Rather than saying it is a new type of investment financial market, it might be more accurate to say it is a global on-chain casino.

There is no fairness here; the myth of getting rich is only occasionally told to you.

The goal is to attract traffic, to let you see and give you confidence; that is what others want you to see and feel.

If you do not have unique abilities, do not trade cryptocurrencies.

If you have the ability, you naturally know that the crypto market is just an amplifier of human nature.

Finally, I share a survival rule for contract trading: Don't rely on luck, rely on discipline.

The first trick: Don't bet on direction; treat trading as a probability game.

Beginner's fallacy: Guessing up and down based on one's feelings, like a gambler throwing dice.

Expert mindset:

Trend judgment: First, see whether the market is rising or falling, then decide whether to go long or short.

Leverage risk: A 10x leverage increase of 1% earns 10%, but a 1% drop leads directly to liquidation.

Three questions before placing an order:

What is the current trend?

Is there any sudden news?

Where to set the stop-loss point?

Best entry point: wait for 'breakthrough + pullback confirmation' before taking action. It’s better to earn less than to lose money!

The second trick: Make money with strategies, not by shooting from the hip.

Three guaranteed strategies suitable for beginners:

① Grid quantification - a cash machine in a volatile market.

Applicable scenario: BTC sideways (e.g., 60k-65k range).

Operation: Place an order every 500 USD, automatically buy low and sell high.

Returns: 3x leverage + small positions, with a profit of 15% per grid, earning 2%-5% daily.

② Funding rate arbitrage - free profits.

Method: Go long on spot + short on contracts, locking in funding rate differentials.

Case study: Funding rate 18%, spot annualized 2%, net gain 16% (100,000 USD earns 16,000 USD annually).

③ Hedges against major events - insurance before significant events.

Operation: Open equivalent long and short positions simultaneously, and stop loss on one side once the direction is clear, while scaling up on the other side.

Core principle: Do not predict up or down; just seize explosive market opportunities.

The third trick: The only secret to avoiding liquidation - risk control comes first!

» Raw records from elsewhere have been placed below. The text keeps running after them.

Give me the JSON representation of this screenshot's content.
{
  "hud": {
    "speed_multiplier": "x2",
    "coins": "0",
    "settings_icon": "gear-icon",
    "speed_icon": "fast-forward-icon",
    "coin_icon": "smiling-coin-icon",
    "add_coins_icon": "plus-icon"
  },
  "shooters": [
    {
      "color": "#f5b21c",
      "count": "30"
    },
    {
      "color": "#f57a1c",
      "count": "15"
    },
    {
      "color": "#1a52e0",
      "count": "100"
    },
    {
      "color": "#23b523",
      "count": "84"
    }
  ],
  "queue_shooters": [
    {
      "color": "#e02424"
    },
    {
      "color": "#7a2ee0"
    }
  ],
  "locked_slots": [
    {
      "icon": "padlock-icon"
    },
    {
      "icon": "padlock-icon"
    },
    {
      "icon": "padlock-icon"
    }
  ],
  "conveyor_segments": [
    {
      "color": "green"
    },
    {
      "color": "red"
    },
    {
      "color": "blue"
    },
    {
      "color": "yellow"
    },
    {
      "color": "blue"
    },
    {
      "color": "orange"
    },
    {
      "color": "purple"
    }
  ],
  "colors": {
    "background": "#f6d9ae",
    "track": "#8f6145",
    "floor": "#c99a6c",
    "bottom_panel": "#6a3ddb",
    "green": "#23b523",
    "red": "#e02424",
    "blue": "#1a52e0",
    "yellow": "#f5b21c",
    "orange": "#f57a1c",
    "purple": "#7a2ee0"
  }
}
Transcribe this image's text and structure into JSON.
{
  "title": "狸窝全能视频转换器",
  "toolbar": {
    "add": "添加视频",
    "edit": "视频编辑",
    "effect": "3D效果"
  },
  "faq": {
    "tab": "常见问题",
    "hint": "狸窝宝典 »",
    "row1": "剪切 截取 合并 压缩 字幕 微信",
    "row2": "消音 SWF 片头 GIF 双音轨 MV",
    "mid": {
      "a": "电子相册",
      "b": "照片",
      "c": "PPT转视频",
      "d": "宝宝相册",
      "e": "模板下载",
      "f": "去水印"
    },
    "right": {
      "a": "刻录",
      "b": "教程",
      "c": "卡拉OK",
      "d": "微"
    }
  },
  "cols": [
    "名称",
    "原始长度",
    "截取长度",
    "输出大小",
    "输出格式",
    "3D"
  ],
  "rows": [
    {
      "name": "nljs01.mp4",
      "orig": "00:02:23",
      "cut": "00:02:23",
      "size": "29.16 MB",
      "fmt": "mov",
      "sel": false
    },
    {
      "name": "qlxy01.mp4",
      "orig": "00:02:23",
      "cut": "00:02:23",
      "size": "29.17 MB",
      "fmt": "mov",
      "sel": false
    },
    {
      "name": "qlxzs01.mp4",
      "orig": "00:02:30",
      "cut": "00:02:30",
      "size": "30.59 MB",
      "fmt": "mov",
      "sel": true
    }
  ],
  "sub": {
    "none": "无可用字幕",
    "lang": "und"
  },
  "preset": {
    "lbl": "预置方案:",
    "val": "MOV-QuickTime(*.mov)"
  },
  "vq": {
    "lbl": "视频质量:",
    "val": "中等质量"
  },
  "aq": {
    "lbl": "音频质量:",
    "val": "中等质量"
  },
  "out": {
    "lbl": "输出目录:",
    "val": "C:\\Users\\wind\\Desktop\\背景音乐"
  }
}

99% of those who get liquidated do so because of a lack of discipline.

Position management:

Start with a 1% position, increase your position only when you are in profit, and never exceed 3% for a single trade.

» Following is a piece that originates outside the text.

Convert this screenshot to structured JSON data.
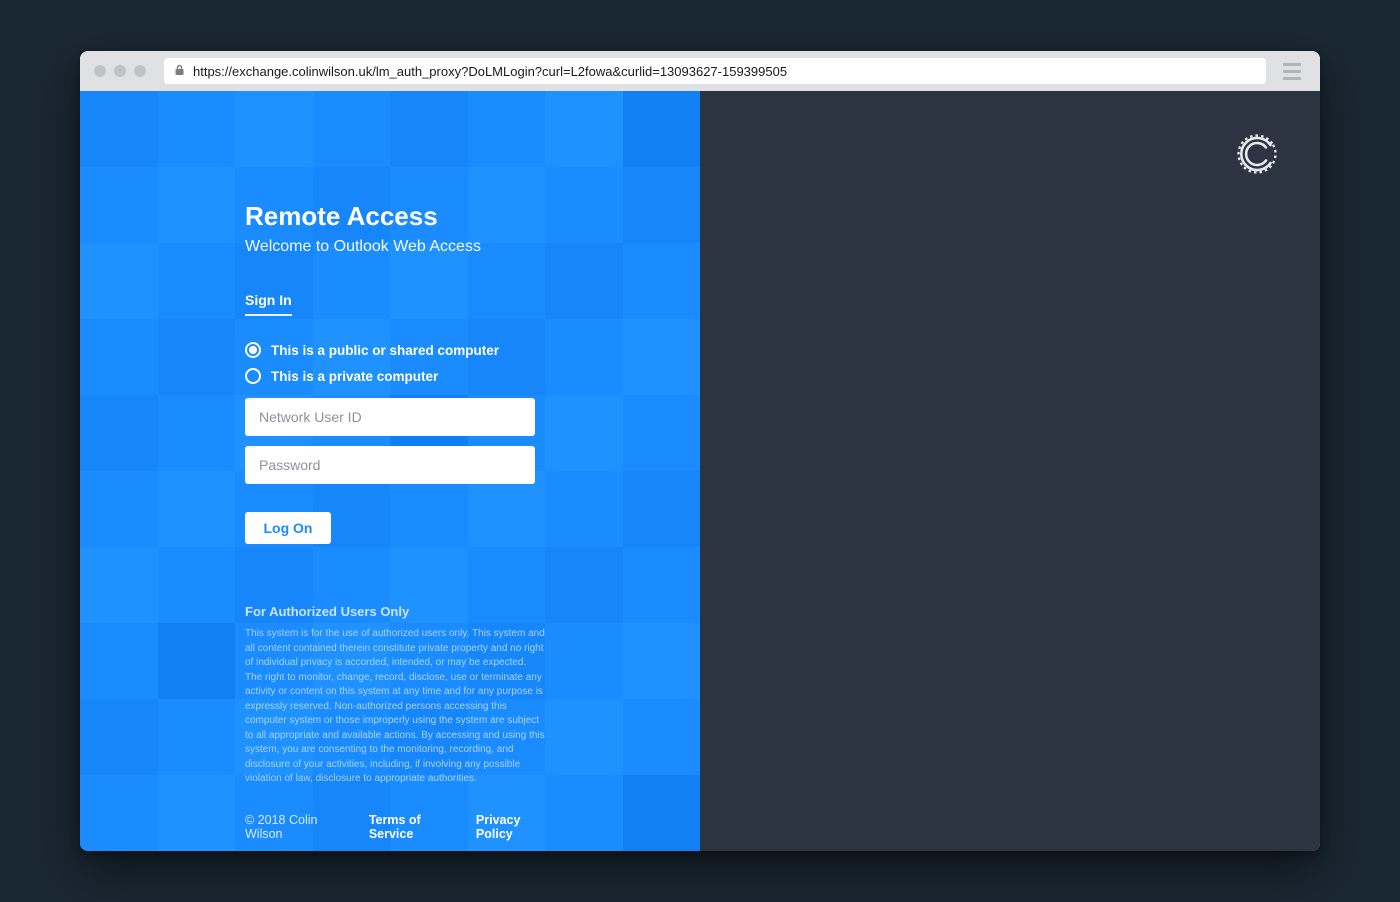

Immediately reduce position after a loss; if you lose three times in a row, go to cash.

Stop-loss ironclad rule:

Always set a stop-loss (2%-3%) when placing an order, and do not fantasize about miracles.

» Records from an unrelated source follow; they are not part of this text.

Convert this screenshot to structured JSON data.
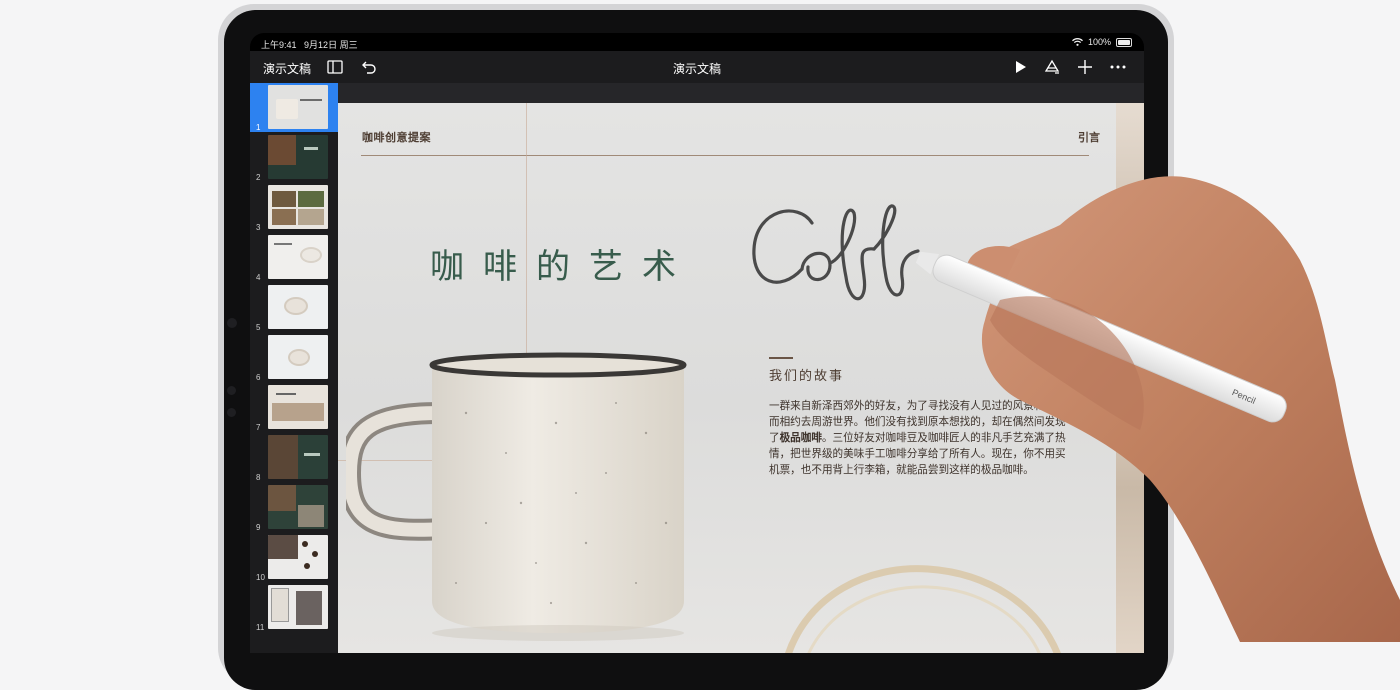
{
  "status_bar": {
    "time": "上午9:41",
    "date": "9月12日 周三",
    "battery": "100%"
  },
  "toolbar": {
    "doc_list_label": "演示文稿",
    "title": "演示文稿",
    "icons": [
      "sidebar-icon",
      "undo-icon",
      "play-icon",
      "format-brush-icon",
      "add-icon",
      "more-icon"
    ]
  },
  "navigator": {
    "selected": 1,
    "slides": [
      {
        "number": "1"
      },
      {
        "number": "2"
      },
      {
        "number": "3"
      },
      {
        "number": "4"
      },
      {
        "number": "5"
      },
      {
        "number": "6"
      },
      {
        "number": "7"
      },
      {
        "number": "8"
      },
      {
        "number": "9"
      },
      {
        "number": "10"
      },
      {
        "number": "11"
      }
    ]
  },
  "slide": {
    "header_left": "咖啡创意提案",
    "header_right": "引言",
    "title": "咖啡的艺术",
    "handwriting": "Coff",
    "story_title": "我们的故事",
    "story_body_1": "一群来自新泽西郊外的好友，为了寻找没有人见过的风景和奇遇而相约去周游世界。他们没有找到原本想找的，却在偶然间发现了",
    "story_body_bold": "极品咖啡",
    "story_body_2": "。三位好友对咖啡豆及咖啡匠人的非凡手艺充满了热情，把世界级的美味手工咖啡分享给了所有人。现在，你不用买机票，也不用背上行李箱，就能品尝到这样的极品咖啡。"
  },
  "pencil": {
    "brand": "Pencil"
  }
}
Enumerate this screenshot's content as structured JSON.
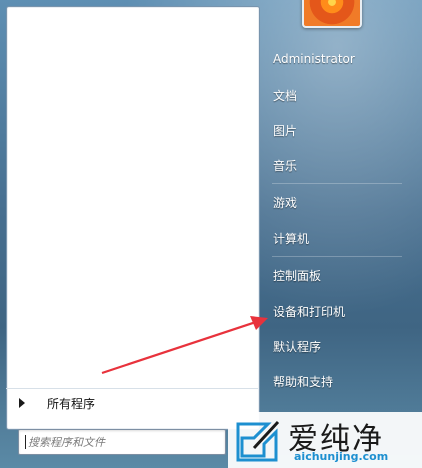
{
  "start_menu": {
    "all_programs_label": "所有程序",
    "search_placeholder": "搜索程序和文件",
    "user_name": "Administrator",
    "right_items": [
      "文档",
      "图片",
      "音乐",
      "游戏",
      "计算机",
      "控制面板",
      "设备和打印机",
      "默认程序",
      "帮助和支持"
    ]
  },
  "watermark": {
    "title": "爱纯净",
    "url": "aichunjing.com"
  },
  "colors": {
    "arrow": "#e8323c",
    "watermark_url": "#1d8fd0"
  },
  "icons": {
    "avatar": "flower-avatar",
    "all_programs": "triangle-right-icon",
    "logo": "aichunjing-logo-icon"
  }
}
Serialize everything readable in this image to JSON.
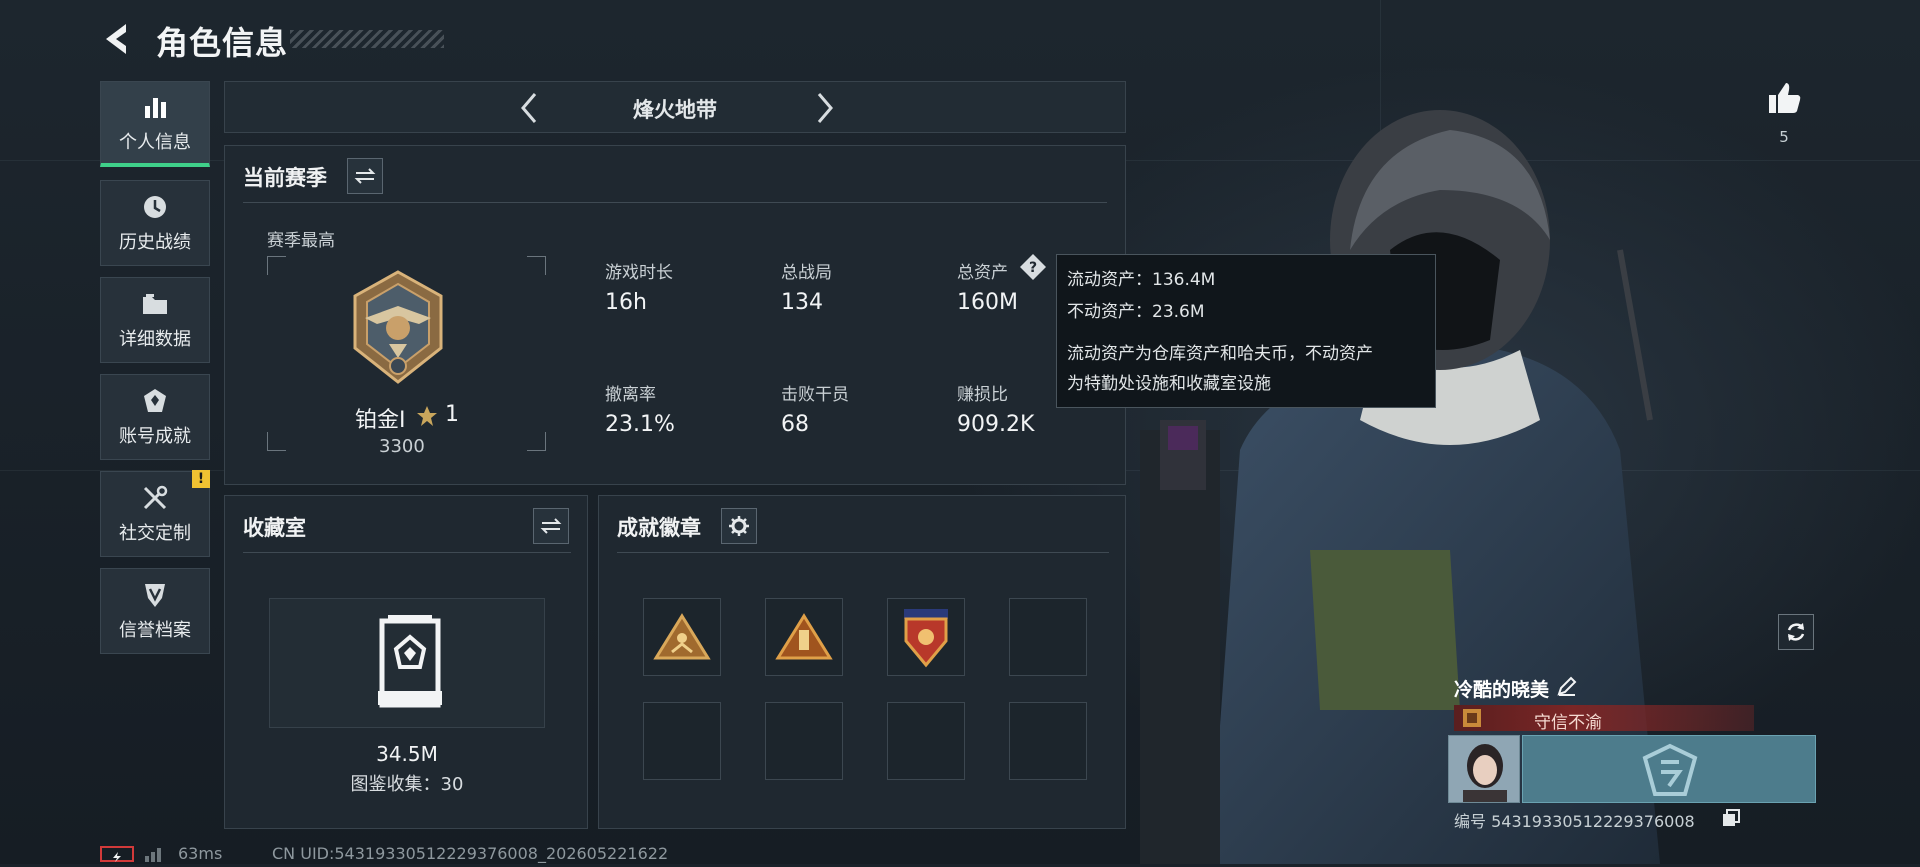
{
  "header": {
    "title": "角色信息"
  },
  "sidebar": {
    "items": [
      {
        "label": "个人信息",
        "icon": "bar-chart-icon",
        "active": true
      },
      {
        "label": "历史战绩",
        "icon": "history-icon"
      },
      {
        "label": "详细数据",
        "icon": "folder-icon"
      },
      {
        "label": "账号成就",
        "icon": "achievement-icon"
      },
      {
        "label": "社交定制",
        "icon": "tools-icon",
        "badge": "!"
      },
      {
        "label": "信誉档案",
        "icon": "shield-icon"
      }
    ]
  },
  "mode_selector": {
    "label": "烽火地带"
  },
  "current_season": {
    "title": "当前赛季",
    "season_best_label": "赛季最高",
    "rank_name": "铂金I",
    "rank_stars": "1",
    "rank_score": "3300",
    "stats": [
      {
        "label": "游戏时长",
        "value": "16h"
      },
      {
        "label": "总战局",
        "value": "134"
      },
      {
        "label": "总资产",
        "value": "160M"
      },
      {
        "label": "撤离率",
        "value": "23.1%"
      },
      {
        "label": "击败干员",
        "value": "68"
      },
      {
        "label": "赚损比",
        "value": "909.2K"
      }
    ]
  },
  "tooltip": {
    "line1": "流动资产：136.4M",
    "line2": "不动资产：23.6M",
    "line3": "流动资产为仓库资产和哈夫币，不动资产",
    "line4": "为特勤处设施和收藏室设施"
  },
  "collection": {
    "title": "收藏室",
    "value": "34.5M",
    "count_text": "图鉴收集：30"
  },
  "achievements": {
    "title": "成就徽章"
  },
  "likes": {
    "count": "5"
  },
  "player": {
    "name": "冷酷的晓美",
    "honor": "守信不渝",
    "uid_text": "编号 543193305122293760​08"
  },
  "footer": {
    "ping": "63ms",
    "uid": "CN UID:543193305122293760​08_202605221622"
  },
  "colors": {
    "accent_green": "#3fd08a",
    "warning": "#f0c232",
    "honor_red": "#7a2626"
  }
}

After making over 5% profit, move the stop-loss to the break-even point to ensure no loss.

Emotional control:

Three consecutive losses? Mandatory 24-hour break!

Record the emotions and reasons for each transaction, turning subjectivity into objectivity.

Capital safety:

Strictly separate your trading account from your living expenses, keeping at least a year’s worth of emergency funds.

Never use your meal money to trade contracts!

Final advice

Contracts are about discipline, not luck.

The more you want to make quick money, the faster you die; the more you follow the rules, the longer you live.